世界最大の動画配信サービスであるNetflix。
そのNetflixがここまで成長したのは必然であった。その理由とは。
世界最大の動画配信サービスNetflix
Netflixはアメリカで始まったサービスであるが現在は世界60カ国以上でサービス提供されており、アメリカでは4300万人、そのほかでは2600万人の合計6900万人の有料加入者を抱えている。
2015年12月期の決算を見てみると、2015年通年での売上が約7400億円、営業利益が約340億円という圧倒的な規模を誇る。売上は、日本のネット企業で最大手に位置する楽天とほぼ同程度というスケールである。
見事な事業転換を遂げたNeflix
Netflixの創業は1998年になる。当初は郵送DVDレンタル事業が主な事業であり、送られたDVDを送り返すとまた新しいDVDを見ることができるというサービスであった。
そのNetflixが凄いのは、郵送DVDビジネスで全米シェアNo.1だったにも関わらず、動画ストリーミングビジネスに事業を転換するという点である。2011年に動画ストリーミング事業に転換し、今の成功を築き上げた。通常、シェアNo.1のプレーヤーは、所謂『イノベーションのジレンマ』(No.1であることによりそのことに固執してしまう)に陥り、事業転換が遅れがちであるが、Netflixにそれは当てはまらなかった。
独自コンテンツによる競合サービスとの差別化
Netflixは動画ストリーミングサービスであり、早いネット回線がカギになる。そして、実は全ネットトラフィックの37%をNetflixが専有している。この数字はYoutubeの倍以上である。
アメリカでは動画ストリーミングサービスが全インターネットトラフィックの61%もの帯域を専有しており、多くのインターネット回線を必要としているが、その中でもNetflixが圧倒的にシェアを獲得している。
Netflixは最近までテレビ局や映画会社が作成したコンテンツを配信してきた。これは従来のストリーミングサービスとしては自然なことであり、AmazonもHuluもおおよそそうしてきた。要するに回線を保有してコンテンツを調達して配信するという仕組みだったわけだ。ところが、ここ数年間の間にNetflixは独自コンテンツを制作し始めている。2015年は4.5億時間分の新コンテンツが追加され、2016年には6億時間分を追加する予定だという。2015年では、年間で約1.2兆円分の独自コンテンツ発注を行っている。短期的な利益を捨てても独自コンテンツにより差別化を図る狙いがあるだろう。
驚異的なシェアの伸び
定額制の月額課金であるためNetflixでは有料加入者数が肝になってくる。
Netflixは今でも加入者数を増やし続けており、2015年では年間比で+14%の割合を記録している。

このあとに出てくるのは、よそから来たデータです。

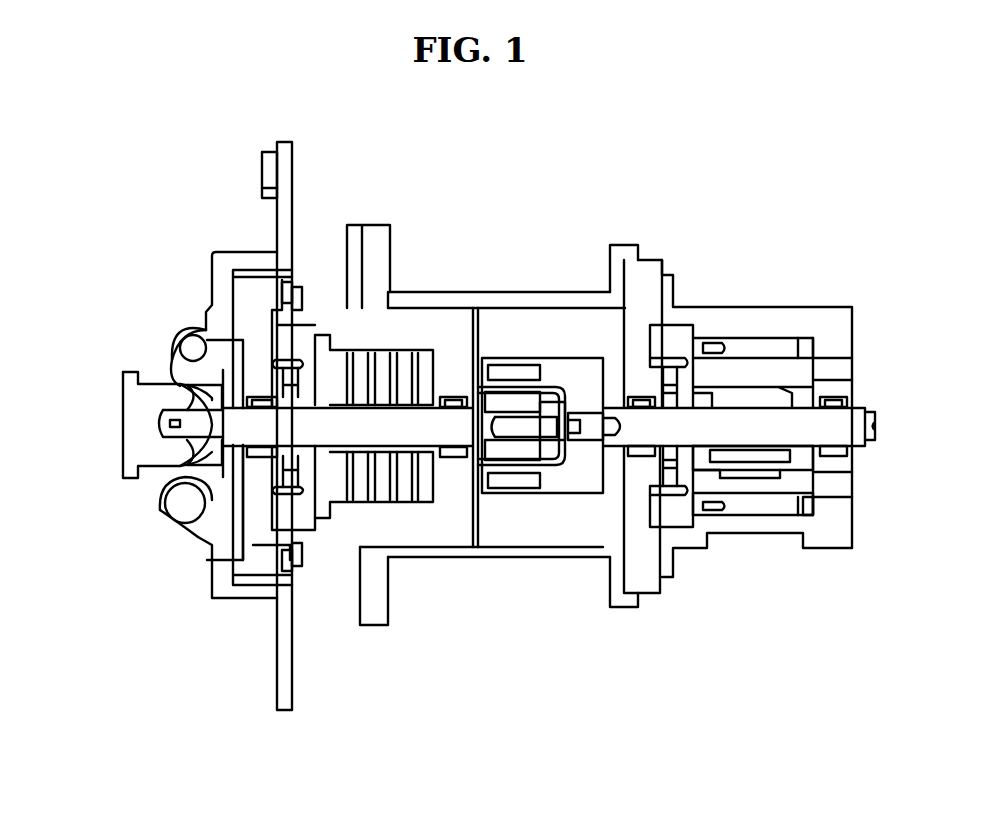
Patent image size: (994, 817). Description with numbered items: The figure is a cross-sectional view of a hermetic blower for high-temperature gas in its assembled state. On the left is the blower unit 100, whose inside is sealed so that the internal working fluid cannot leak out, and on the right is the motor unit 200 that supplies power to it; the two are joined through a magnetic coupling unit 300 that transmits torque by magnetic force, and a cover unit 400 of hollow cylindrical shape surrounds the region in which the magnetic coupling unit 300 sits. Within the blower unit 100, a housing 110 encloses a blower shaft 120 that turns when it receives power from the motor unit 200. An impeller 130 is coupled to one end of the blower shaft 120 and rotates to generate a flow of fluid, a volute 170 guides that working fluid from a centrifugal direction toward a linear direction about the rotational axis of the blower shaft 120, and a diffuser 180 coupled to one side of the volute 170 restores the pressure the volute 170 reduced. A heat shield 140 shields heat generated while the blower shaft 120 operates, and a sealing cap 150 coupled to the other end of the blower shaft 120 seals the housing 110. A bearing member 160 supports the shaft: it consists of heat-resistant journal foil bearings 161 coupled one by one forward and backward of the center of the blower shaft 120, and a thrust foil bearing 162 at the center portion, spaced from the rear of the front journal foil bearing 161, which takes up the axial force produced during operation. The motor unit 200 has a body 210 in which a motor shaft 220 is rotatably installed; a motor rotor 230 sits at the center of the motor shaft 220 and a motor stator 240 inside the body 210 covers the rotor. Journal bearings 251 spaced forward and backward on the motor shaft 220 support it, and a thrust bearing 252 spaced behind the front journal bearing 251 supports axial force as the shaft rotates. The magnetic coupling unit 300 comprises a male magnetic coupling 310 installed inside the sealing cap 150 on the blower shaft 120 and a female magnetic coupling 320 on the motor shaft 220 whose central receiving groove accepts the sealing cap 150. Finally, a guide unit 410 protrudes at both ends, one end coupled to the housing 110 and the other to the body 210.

The blower unit 100 is at (240, 250).
The housing 110 is at (408, 335).
The blower shaft 120 is at (362, 425).
The impeller 130 is at (186, 338).
The heat shield 140 is at (243, 305).
The sealing cap 150 is at (548, 392).
The bearing member 160 is at (333, 519).
The journal foil bearing 161 is at (258, 555).
The thrust foil bearing 162 is at (300, 545).
The volute 170 is at (175, 455).
The diffuser 180 is at (180, 505).
The motor unit 200 is at (742, 304).
The body 210 is at (801, 335).
The motor shaft 220 is at (815, 498).
The motor rotor 230 is at (752, 465).
The motor stator 240 is at (732, 520).
The journal bearing 251 is at (641, 395).
The thrust bearing 252 is at (677, 325).
The magnetic coupling unit 300 is at (532, 514).
The male magnetic coupling 310 is at (508, 445).
The female magnetic coupling 320 is at (520, 478).
The cover unit 400 is at (572, 292).
The guide unit 410 is at (373, 226).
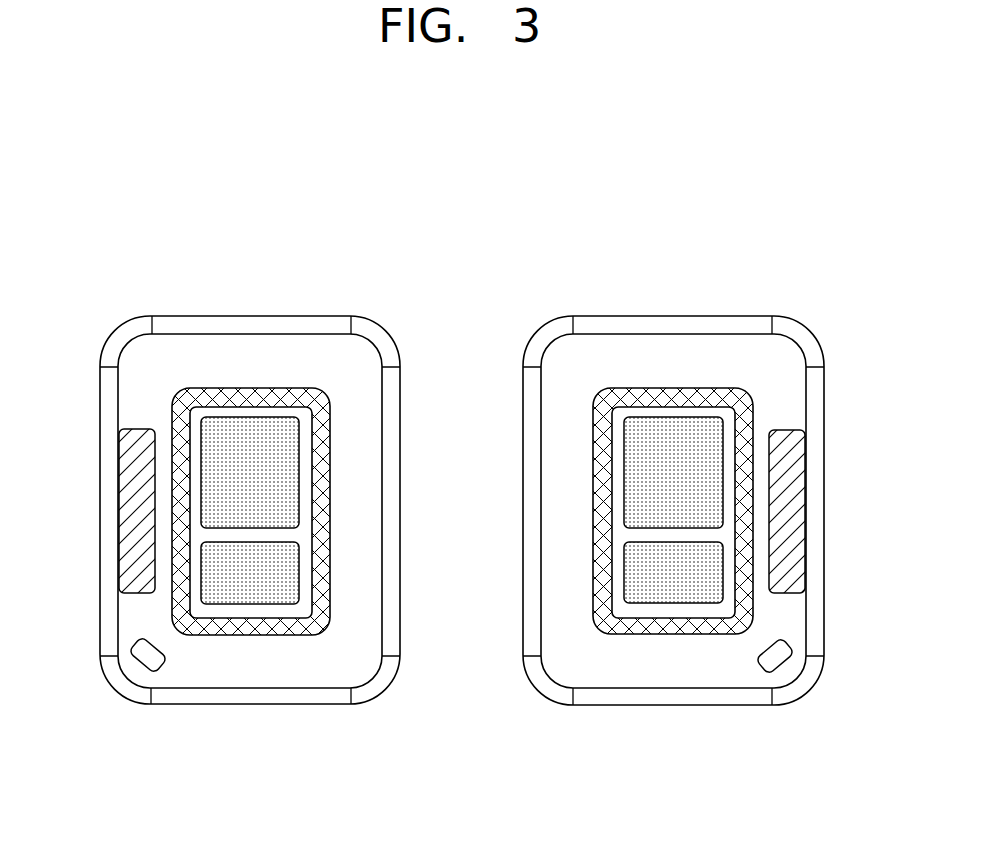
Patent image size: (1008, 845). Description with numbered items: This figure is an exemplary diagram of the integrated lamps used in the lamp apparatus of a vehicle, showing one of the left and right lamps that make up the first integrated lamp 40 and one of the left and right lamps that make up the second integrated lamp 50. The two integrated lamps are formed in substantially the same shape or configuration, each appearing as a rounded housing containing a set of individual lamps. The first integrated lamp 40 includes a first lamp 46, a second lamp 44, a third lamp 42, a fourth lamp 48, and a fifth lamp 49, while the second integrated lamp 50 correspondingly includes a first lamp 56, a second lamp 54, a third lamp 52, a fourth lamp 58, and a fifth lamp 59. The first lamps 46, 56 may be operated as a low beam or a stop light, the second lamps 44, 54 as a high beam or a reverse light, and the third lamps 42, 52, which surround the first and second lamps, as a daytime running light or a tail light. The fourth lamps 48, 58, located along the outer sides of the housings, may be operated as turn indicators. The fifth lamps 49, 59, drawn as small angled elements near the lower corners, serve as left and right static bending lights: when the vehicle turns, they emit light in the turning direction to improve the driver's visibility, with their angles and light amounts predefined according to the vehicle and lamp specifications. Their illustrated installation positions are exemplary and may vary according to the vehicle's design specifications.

The first integrated lamp 40 is at (392, 320).
The third lamp 42 is at (322, 433).
The second lamp 44 is at (280, 481).
The first lamp 46 is at (288, 572).
The fourth lamp 48 is at (138, 502).
The fifth lamp 49 is at (146, 657).
The second integrated lamp 50 is at (807, 318).
The third lamp 52 is at (627, 390).
The second lamp 54 is at (673, 440).
The first lamp 56 is at (665, 590).
The fourth lamp 58 is at (790, 497).
The fifth lamp 59 is at (778, 660).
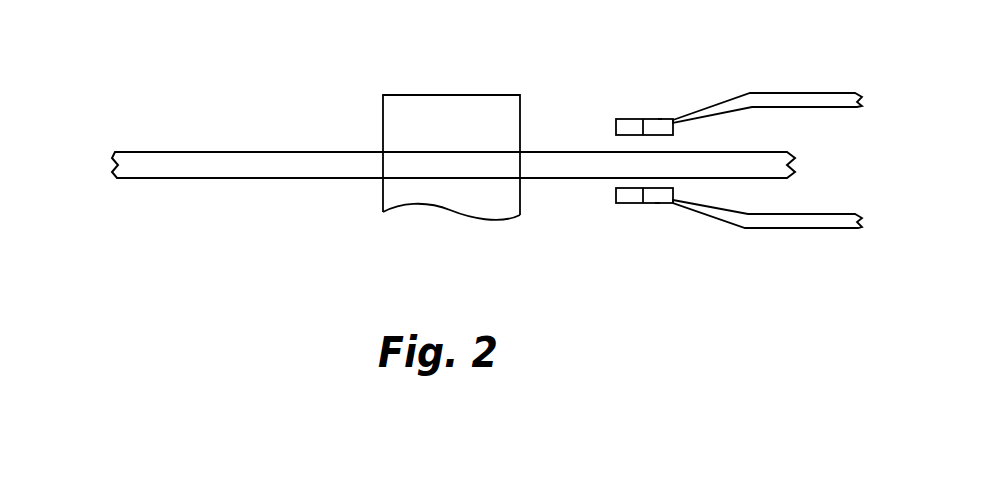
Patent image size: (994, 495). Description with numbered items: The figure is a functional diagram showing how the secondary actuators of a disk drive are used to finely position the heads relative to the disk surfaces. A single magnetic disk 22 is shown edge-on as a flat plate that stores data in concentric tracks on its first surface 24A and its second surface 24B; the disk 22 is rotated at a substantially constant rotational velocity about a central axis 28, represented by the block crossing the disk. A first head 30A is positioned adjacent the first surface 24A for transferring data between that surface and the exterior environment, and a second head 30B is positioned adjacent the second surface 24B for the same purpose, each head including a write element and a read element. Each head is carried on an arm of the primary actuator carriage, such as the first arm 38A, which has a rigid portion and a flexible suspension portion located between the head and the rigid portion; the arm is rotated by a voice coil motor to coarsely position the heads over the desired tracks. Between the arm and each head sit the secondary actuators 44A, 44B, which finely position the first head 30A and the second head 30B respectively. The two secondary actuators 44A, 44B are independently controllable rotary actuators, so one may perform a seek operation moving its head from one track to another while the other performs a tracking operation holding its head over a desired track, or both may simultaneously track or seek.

The magnetic disk 22 is at (267, 124).
The first surface 24A is at (187, 152).
The second surface 24B is at (162, 178).
The central axis 28 is at (452, 95).
The first head 30A is at (615, 128).
The second head 30B is at (615, 194).
The first arm 38A is at (783, 92).
The secondary actuator 44A is at (660, 118).
The secondary actuator 44B is at (657, 204).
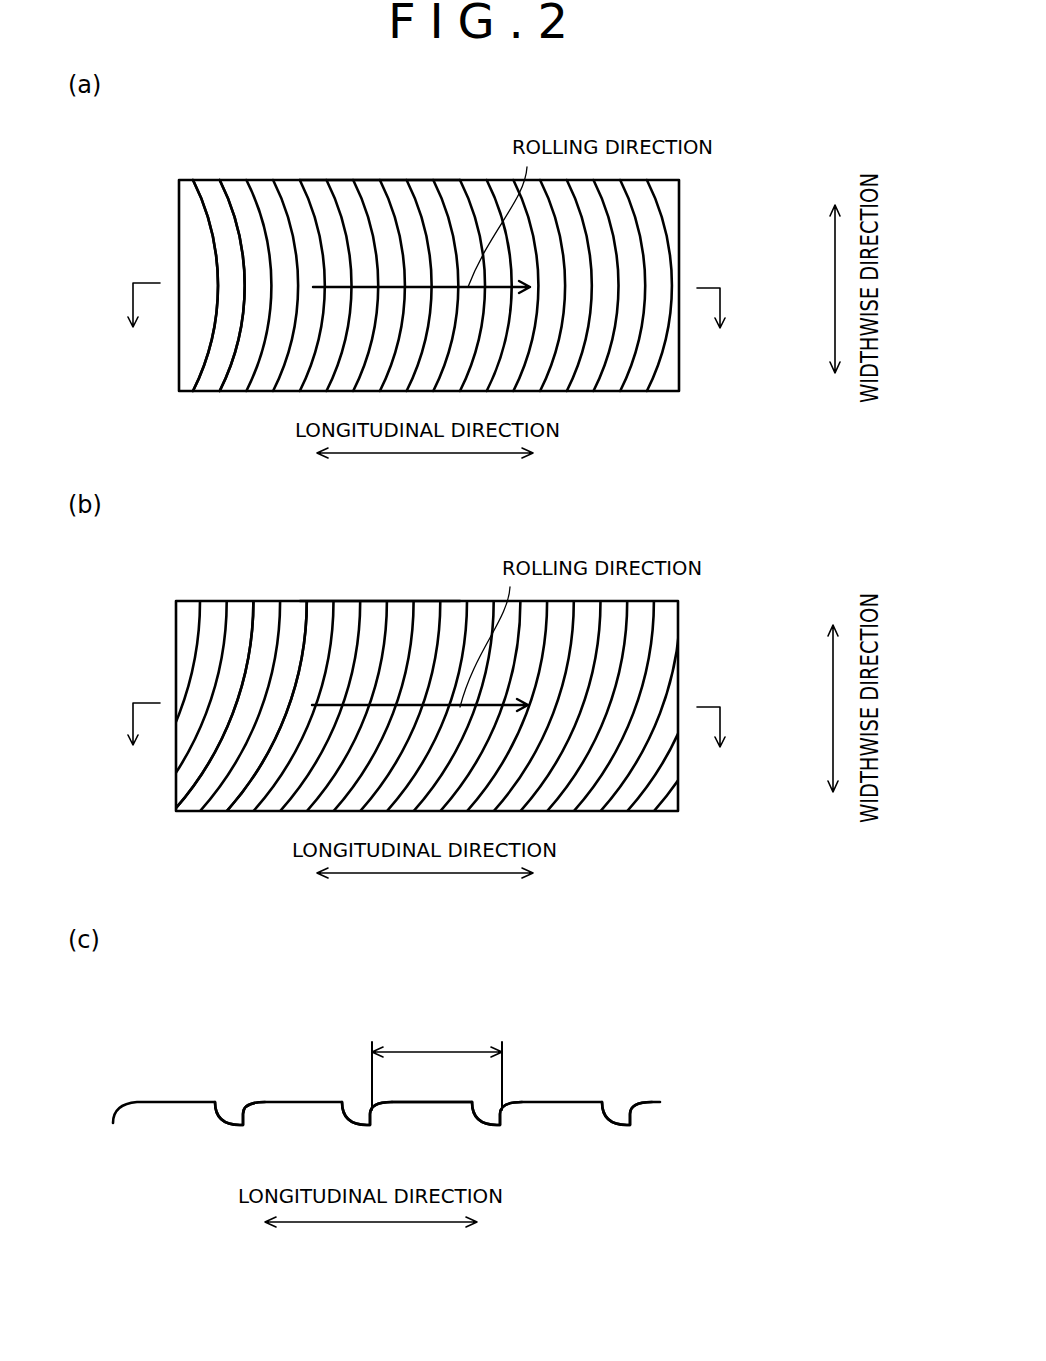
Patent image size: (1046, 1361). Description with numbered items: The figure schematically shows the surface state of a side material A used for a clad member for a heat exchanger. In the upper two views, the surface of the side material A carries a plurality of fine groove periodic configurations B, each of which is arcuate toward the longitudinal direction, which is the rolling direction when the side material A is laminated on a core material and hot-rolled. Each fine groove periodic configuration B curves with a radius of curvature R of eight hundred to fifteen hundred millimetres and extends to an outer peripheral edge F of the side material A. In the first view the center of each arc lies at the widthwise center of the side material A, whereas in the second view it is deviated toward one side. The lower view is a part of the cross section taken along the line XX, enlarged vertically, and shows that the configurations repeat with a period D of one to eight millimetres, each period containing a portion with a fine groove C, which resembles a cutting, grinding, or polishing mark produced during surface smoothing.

The side material A is at (680, 235).
The fine groove periodic configuration B is at (236, 185).
The fine groove C is at (245, 378).
The period D is at (437, 1067).
The outer peripheral edge F is at (386, 180).
The radius of curvature R is at (201, 254).
The line XX X is at (426, 519).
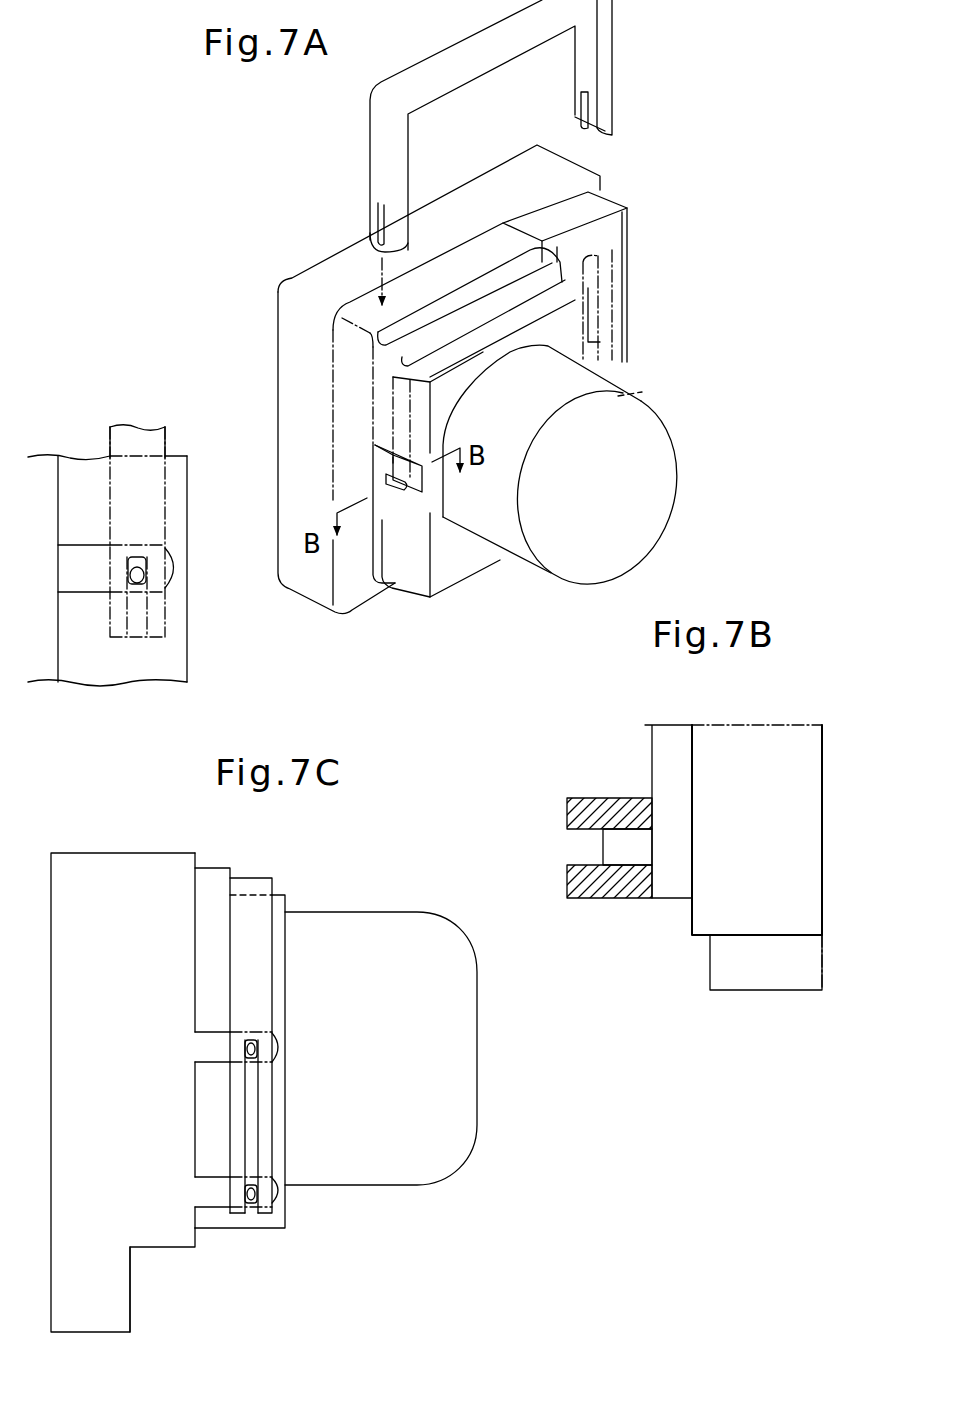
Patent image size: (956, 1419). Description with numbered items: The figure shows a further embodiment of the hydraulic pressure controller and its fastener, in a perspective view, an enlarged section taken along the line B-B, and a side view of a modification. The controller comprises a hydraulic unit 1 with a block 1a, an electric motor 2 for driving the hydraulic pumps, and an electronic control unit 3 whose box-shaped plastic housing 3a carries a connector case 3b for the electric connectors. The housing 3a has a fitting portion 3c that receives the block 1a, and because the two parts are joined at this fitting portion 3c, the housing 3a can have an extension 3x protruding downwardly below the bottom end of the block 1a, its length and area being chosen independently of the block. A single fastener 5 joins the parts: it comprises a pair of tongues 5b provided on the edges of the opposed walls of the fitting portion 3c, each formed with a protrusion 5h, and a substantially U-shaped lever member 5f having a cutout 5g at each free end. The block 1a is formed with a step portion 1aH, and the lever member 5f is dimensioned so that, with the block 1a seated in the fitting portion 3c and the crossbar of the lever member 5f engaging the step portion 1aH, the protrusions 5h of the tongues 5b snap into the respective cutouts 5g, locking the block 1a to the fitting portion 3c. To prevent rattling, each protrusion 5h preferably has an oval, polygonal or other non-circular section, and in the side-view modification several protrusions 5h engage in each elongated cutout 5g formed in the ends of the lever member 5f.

In FIG. 7A, the hydraulic unit 1 is at (588, 342).
In FIG. 7A, the block 1a is at (413, 575).
In FIG. 7B, the block 1a is at (810, 907).
In FIG. 7C, the block 1a is at (252, 1232).
In FIG. 7A, the step portion 1aH is at (503, 303).
In FIG. 7A, the electric motor 2 is at (675, 424).
In FIG. 7C, the electric motor 2 is at (360, 907).
In FIG. 7A, the electronic control unit 3 is at (627, 178).
In FIG. 7A, the housing 3a is at (297, 365).
In FIG. 7C, the housing 3a is at (100, 870).
In FIG. 7A, the connector case 3b is at (627, 240).
In FIG. 7A, the fitting portion 3c is at (350, 473).
In FIG. 7C, the fitting portion 3c is at (163, 992).
In FIG. 7A, the extension 3x is at (358, 590).
In FIG. 7C, the extension 3x is at (133, 1313).
In FIG. 7B, the fastener 5 is at (620, 792).
In FIG. 7A, the tongues 5b is at (430, 497).
In FIG. 7B, the tongues 5b is at (675, 877).
In FIG. 7C, the tongues 5b is at (280, 1043).
In FIG. 7A, the lever member 5f is at (378, 135).
In FIG. 7B, the lever member 5f is at (572, 887).
In FIG. 7C, the lever member 5f is at (250, 885).
In FIG. 7A, the cutout 5g is at (378, 222).
In FIG. 7C, the cutout 5g is at (253, 1118).
In FIG. 7A, the protrusion 5h is at (402, 487).
In FIG. 7B, the protrusion 5h is at (625, 852).
In FIG. 7C, the protrusion 5h is at (245, 1050).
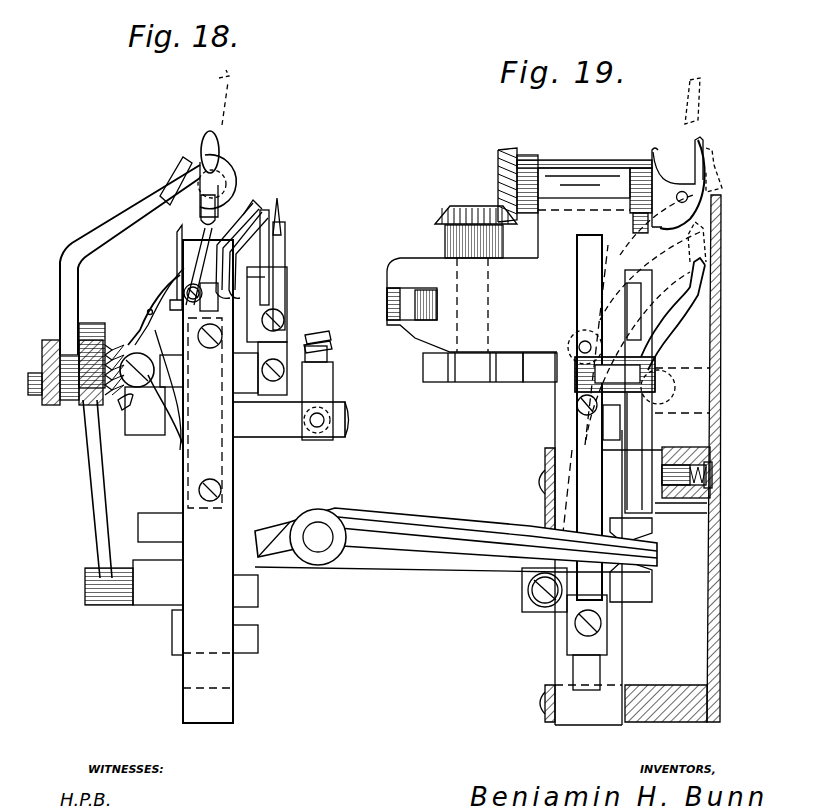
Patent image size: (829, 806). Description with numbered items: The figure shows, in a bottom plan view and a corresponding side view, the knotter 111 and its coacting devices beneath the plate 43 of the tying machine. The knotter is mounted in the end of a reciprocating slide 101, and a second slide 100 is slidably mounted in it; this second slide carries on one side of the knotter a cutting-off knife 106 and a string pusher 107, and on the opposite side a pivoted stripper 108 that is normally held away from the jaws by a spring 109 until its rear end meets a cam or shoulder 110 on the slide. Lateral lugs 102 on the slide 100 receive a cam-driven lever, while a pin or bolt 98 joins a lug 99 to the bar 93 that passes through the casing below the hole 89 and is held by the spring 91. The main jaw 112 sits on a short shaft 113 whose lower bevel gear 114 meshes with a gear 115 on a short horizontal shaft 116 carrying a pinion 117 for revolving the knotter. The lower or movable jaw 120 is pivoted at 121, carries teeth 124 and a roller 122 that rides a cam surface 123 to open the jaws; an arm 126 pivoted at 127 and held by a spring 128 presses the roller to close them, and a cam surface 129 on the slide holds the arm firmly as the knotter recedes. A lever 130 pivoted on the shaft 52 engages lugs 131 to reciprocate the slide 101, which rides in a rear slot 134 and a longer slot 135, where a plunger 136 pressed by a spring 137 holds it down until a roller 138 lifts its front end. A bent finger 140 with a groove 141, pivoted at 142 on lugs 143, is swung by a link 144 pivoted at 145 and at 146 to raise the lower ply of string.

これだけシェアをとるとアメリカでの成長スピードは当然落ちてくる。その前にNetflixは他国でのシェア獲得に非常に意欲的である。アメリカ以外での会員獲得は、なんと年間で+64%という数字を記録している。
今後も拡大を見せるNetflix
現在、動画ストリーミング市場で先頭を走るNetflixはシェアを拡大し続けている他、独自コンテンツにAmazonやHuluの2倍の費用を投じて他社より良いサービスにしようとしている。
動画ストリーミングサービスという市場自体がテレビというコンテンツに比べ今後もどんどんと顧客を取り込んでいくことを考えるとさらに大きくなっていくことは想像に難くないだろう。Netflixの売り上げはすでに日本のどこのテレビ局よりも大きい数字である。今後さらに成長するだろう。